For some people who are allergic to them, peanuts can cause a severe, sometimes rapid whole-body reaction called anaphylaxis that includes constriction of the airways, which can be life-threatening. They must be vigilant about consuming even trace amounts of peanuts or peanut oil and may have to carry injectable epinephrine to counter the effects of a reaction.

Milder symptoms can include hives, other kinds of skin rash, digestive problems, shortness of breath or wheezing.

The prevalence of peanut allergies in the United States has risen sharply in recent years, from 0.4 percent in 1997 to 2 percent in 2010. That has prompted widespread changes in rules in day-care centers, elementary schools and on airlines, to prevent individuals with an allergy from accidental exposure.

The 2015 research that first suggested the unorthodox idea of exposing high-risk infants to peanut protein was hailed as a major step forward and a challenge to conventional wisdom. The New England Journal of Medicine called it a “landmark study” in an accompanying editorial.

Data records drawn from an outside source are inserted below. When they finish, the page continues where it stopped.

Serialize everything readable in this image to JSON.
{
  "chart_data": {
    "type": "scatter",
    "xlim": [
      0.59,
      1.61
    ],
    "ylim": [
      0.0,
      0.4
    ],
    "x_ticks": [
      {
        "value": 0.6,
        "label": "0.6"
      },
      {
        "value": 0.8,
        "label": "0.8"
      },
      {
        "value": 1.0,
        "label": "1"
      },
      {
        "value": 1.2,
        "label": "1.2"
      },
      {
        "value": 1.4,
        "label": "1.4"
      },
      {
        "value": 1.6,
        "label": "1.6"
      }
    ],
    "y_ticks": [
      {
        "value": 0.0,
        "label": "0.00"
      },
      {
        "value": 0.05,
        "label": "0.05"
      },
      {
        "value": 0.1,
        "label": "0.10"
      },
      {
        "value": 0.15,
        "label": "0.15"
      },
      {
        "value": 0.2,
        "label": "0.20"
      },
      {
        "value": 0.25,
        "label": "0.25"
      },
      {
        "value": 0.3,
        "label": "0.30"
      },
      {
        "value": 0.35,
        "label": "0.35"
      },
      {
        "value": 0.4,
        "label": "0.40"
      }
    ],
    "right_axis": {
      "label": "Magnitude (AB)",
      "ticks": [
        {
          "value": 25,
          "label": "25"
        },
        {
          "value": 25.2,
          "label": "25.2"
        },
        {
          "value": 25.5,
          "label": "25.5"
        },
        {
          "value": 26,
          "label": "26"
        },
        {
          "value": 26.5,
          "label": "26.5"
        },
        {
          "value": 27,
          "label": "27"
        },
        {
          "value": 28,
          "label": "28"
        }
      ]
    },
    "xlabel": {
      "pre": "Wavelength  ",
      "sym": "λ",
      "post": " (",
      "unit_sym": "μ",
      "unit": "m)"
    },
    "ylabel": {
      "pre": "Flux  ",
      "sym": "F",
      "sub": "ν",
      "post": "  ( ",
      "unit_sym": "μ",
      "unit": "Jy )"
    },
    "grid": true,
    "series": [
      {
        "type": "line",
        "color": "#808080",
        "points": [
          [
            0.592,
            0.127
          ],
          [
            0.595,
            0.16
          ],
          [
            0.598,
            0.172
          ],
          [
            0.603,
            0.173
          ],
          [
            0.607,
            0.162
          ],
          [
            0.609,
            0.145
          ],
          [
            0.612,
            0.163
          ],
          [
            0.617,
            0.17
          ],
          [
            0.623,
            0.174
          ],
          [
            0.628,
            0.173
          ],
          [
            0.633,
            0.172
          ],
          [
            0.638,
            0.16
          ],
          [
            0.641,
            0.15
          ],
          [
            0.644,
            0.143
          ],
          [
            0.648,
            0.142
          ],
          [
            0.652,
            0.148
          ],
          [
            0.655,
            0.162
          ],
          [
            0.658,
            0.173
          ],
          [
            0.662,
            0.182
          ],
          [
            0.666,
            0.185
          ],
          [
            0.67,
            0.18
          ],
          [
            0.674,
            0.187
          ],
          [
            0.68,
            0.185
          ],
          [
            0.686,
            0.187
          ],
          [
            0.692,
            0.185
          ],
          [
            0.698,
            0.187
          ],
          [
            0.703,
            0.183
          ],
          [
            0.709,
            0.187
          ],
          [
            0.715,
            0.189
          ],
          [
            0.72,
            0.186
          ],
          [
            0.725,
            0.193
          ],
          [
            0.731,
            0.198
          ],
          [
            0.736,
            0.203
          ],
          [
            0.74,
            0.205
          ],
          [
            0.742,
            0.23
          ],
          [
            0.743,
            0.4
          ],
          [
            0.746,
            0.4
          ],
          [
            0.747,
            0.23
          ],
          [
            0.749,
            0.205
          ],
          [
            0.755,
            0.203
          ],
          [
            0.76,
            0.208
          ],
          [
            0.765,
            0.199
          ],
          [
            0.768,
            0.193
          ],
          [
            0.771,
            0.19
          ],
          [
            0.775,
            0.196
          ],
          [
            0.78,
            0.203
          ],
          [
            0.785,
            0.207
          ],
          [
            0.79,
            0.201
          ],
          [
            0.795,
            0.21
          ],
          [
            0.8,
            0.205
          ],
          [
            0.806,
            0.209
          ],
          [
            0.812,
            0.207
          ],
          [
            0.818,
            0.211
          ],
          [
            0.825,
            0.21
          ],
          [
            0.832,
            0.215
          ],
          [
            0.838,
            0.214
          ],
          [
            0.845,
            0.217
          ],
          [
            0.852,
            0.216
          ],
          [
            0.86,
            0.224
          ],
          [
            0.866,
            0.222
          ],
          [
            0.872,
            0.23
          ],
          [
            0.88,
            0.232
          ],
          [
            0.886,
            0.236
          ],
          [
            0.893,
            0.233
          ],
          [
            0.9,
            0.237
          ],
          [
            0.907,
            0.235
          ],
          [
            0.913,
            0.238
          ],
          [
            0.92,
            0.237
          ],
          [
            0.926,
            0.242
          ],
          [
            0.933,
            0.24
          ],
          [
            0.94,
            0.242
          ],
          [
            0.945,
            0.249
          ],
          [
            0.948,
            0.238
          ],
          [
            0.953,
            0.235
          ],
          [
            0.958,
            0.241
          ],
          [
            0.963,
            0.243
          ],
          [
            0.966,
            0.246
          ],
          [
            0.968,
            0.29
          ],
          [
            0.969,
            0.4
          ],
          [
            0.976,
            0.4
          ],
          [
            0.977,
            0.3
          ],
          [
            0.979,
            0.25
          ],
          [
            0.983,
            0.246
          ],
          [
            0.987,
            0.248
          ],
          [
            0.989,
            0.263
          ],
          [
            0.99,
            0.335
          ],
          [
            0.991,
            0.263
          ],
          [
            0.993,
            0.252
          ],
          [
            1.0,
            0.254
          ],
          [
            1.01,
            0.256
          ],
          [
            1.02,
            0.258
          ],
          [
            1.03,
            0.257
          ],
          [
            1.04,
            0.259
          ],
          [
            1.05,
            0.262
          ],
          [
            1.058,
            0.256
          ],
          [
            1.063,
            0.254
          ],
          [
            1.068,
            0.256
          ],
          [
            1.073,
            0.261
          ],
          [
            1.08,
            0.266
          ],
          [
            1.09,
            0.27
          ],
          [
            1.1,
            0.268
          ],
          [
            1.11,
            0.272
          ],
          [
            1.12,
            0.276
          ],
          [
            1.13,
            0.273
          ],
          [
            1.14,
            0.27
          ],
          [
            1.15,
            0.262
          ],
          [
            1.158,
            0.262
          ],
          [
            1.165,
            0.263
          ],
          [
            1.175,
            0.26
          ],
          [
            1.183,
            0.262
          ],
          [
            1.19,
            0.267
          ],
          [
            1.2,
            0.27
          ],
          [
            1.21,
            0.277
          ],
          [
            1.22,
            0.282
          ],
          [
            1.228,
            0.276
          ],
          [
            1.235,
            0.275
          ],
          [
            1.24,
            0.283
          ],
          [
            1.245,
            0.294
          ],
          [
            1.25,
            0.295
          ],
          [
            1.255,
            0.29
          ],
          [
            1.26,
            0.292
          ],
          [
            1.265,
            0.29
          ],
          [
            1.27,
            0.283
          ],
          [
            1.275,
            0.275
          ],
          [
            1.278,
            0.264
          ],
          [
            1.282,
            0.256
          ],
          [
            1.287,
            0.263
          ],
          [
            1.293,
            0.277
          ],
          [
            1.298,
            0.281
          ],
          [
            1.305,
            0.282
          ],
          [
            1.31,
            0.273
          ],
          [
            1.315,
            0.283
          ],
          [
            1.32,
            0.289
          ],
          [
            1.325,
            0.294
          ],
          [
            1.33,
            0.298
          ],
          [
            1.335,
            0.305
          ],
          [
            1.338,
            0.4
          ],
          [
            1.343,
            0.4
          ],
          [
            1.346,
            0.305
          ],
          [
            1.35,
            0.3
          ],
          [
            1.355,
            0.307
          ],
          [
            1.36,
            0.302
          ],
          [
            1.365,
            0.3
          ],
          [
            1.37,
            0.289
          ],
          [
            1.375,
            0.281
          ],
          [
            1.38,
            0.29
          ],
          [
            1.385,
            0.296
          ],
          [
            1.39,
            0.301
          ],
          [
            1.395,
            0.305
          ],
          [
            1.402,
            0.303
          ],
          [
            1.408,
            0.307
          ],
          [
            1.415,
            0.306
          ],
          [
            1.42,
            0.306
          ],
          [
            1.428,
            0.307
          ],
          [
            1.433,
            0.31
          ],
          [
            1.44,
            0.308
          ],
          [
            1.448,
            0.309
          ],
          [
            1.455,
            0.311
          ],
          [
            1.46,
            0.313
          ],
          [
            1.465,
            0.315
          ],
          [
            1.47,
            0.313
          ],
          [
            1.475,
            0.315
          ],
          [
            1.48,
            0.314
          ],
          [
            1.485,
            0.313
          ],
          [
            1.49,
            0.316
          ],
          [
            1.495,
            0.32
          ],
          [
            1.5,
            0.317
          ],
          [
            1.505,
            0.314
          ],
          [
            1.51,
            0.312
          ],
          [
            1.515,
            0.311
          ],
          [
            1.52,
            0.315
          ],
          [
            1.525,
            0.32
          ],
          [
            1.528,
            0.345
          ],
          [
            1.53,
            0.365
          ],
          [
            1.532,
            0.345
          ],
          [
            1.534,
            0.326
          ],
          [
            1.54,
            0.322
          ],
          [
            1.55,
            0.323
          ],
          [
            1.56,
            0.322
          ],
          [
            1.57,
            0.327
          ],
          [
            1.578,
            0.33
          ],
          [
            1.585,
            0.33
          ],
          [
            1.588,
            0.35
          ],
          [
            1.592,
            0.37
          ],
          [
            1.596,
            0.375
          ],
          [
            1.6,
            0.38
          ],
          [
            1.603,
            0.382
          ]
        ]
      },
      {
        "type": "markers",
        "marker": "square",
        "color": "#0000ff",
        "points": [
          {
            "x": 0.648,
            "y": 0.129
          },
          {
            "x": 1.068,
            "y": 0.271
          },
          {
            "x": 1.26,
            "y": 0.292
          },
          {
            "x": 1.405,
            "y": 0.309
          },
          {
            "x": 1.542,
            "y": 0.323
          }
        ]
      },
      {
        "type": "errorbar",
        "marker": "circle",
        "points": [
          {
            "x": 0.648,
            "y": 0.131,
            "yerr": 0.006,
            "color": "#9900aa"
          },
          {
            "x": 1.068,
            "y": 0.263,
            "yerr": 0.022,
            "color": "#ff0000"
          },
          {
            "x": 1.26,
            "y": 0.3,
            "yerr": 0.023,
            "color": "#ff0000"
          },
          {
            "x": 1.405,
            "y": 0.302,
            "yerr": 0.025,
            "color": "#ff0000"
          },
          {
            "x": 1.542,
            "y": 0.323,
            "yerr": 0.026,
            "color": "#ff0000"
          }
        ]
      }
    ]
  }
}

In that experiment, high-risk infants aged 4 to 11 months were fed tiny amounts of peanut protein each week until they turned 5. (One sign of high risk for peanut allergy was severe eczema.) Just 1.9 percent of the children developed peanut allergies, compared with 13.7 percent of high-risk children who avoided peanut protein.

Among the larger of two groups of children in the study, for example, 13.7 percent of those who avoided peanut protein developed the allergy while just 1.9 percent of those who consumed it did.

At the end of that study, the researchers told all the children to stop eating peanut products for a year. After that period, they found that a much larger group of children from the original peanut-avoidance group (18.6 percent) had developed allergies when compared with the children exposed to peanuts as infants (4.8 percent).

In the second study, researchers compared infants who were exclusively breast-fed for their first six months with others who were introduced to yogurt, milk, peanuts, eggs, sesame, whitefish and wheat at the same age. There appeared to be fewer allergies among those children, but only 42.8 percent of the parents were able to adhere to the study’s instructions, too few to provide conclusive results.